Just two weeks ago, I received a lesson on the economy of words, among other things.

“Aw yeah, DIY!” I crowed to my Facebook friends—a puffed-up caption for my latest food picture-meets-personal triumph. “Here we have smoky red pepper powder. Fresh red peppers, cut into 1/2-inch strips and put in the oven at 150 F for 8 hours. Then pulverized. It smells so good.”

My older sister Margaret, in the role she was born to play, set me straight in the comments below. “So homemade paprika?” 

Weeell … homemade paprika by any other name smells just as sweet. After eight hours in the oven, the dried and aromatic red peppers were borne out shriveled on the baking sheet, ugly ducklings bathed in clouds of perfume.

Once the spice grinder itself failed me, I demolished the peppers with its heavy wooden top. The shambles relinquished a deep vermilion dust, which I collected, photographed, and then stored alongside my supermarket spices, ready for service. I favor paprika on fried eggs and sprinkled over hummus.

Who knows what happy accident will befall my kitchen next? I’ll need a label maker, I reckon, to give my creations a proprietary air … and a proper name.

Homemade Paprika

Yield: 1/2 cup

Ingredients: 3 red bell peppers, stemmed and seeded

Method:

  1. Preheat oven to warm setting.
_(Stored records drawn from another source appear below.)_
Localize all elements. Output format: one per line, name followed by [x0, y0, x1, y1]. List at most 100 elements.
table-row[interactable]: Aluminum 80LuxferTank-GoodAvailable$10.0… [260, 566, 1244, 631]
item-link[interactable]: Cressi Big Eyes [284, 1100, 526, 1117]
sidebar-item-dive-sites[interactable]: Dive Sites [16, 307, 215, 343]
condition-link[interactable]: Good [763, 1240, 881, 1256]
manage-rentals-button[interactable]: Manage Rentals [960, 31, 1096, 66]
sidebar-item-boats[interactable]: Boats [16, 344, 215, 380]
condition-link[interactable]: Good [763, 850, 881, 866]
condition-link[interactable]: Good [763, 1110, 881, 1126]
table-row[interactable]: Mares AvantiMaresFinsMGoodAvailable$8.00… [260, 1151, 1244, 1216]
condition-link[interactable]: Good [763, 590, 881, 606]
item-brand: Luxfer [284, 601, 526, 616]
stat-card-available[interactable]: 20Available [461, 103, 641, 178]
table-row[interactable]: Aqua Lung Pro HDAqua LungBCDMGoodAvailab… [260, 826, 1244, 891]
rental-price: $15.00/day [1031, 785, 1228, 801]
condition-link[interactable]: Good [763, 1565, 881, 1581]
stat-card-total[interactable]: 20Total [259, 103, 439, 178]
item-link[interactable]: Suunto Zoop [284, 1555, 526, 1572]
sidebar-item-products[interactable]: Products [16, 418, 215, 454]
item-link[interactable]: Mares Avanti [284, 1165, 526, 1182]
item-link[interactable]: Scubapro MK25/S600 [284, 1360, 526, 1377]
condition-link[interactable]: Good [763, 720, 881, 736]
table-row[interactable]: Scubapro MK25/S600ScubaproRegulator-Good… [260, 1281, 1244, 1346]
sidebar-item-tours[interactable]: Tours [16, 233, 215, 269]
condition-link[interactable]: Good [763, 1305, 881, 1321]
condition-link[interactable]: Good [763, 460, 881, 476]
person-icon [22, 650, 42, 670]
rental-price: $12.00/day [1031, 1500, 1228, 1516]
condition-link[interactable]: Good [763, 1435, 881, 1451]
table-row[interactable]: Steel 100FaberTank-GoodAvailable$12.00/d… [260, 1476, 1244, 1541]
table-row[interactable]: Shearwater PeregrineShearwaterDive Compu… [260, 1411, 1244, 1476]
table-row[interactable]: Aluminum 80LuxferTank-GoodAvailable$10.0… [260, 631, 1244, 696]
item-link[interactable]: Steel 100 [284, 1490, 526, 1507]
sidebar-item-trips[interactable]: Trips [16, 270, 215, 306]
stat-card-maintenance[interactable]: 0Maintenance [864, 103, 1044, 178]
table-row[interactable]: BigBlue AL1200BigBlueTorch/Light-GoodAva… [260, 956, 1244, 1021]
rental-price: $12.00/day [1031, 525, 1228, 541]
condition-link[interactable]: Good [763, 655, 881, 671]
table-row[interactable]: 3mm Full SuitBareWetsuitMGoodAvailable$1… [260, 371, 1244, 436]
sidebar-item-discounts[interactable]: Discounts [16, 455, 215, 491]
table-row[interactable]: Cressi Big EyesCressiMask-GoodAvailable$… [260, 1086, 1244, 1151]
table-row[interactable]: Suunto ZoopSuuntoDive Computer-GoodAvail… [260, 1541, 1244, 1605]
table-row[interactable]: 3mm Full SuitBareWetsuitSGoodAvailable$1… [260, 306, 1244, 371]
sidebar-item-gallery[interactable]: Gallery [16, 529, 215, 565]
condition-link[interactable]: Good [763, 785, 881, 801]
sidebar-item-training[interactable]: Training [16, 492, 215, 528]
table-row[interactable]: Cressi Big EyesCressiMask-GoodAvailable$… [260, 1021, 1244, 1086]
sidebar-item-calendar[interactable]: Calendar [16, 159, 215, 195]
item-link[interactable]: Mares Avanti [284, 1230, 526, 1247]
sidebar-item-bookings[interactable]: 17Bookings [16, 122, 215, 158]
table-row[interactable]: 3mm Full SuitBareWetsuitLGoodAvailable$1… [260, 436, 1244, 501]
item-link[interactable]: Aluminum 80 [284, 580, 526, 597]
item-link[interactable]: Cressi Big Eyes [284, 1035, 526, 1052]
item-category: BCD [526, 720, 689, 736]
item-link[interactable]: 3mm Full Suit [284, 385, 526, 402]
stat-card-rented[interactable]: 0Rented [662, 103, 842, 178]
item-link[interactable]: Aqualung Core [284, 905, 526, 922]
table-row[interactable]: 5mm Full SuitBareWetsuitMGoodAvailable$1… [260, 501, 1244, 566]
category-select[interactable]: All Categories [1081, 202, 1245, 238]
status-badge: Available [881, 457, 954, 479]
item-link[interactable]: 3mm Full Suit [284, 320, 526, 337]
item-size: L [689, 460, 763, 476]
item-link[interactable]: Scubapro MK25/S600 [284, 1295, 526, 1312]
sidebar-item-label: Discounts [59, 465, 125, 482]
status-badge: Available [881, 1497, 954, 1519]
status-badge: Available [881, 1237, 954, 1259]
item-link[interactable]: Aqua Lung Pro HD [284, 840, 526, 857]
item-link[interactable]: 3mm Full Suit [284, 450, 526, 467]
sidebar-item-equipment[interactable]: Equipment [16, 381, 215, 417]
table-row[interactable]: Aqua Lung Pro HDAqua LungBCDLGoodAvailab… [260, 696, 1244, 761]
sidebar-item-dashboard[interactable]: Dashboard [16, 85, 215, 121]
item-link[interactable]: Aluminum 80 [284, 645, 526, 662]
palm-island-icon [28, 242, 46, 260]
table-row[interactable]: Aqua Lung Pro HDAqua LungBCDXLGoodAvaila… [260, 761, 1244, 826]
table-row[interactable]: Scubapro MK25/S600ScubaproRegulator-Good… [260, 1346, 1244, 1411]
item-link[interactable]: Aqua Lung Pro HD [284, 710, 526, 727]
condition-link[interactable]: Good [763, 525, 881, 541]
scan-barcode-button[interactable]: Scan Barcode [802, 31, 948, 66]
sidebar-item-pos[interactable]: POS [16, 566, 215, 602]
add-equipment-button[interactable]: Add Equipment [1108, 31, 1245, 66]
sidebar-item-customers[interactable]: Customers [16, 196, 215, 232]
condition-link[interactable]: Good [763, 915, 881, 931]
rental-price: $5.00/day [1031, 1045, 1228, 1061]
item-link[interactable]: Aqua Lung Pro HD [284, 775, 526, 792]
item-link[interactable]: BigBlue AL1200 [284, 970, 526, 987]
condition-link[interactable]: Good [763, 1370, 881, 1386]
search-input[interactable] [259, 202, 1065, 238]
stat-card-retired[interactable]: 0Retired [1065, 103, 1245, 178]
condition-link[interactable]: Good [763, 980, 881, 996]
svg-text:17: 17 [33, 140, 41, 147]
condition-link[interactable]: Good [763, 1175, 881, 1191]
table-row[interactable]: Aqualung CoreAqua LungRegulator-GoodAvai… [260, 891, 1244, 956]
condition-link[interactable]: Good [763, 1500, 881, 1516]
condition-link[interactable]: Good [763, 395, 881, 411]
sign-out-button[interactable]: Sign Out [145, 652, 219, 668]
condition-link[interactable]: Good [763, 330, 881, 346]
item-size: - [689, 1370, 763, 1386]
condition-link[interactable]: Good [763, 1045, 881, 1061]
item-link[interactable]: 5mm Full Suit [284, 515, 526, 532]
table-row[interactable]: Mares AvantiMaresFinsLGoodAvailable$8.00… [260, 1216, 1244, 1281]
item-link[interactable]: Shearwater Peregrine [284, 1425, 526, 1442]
On mine, the temperature was 150º F, but you should be safe anywhere below 200º F.
  2. Halve the peppers and slice into 1/2-inch pieces. Place pieces without overlap on a baking rack fitted onto a rimmed sheet.
  3. Dry in oven for 7–8 hours, until peppers are fully dehydrated and shriveled. Remove from oven and let cool slightly.
  4. On a cutting board or in a large bowl, pound the dried peppers to dust. Store the spice in an airtight container.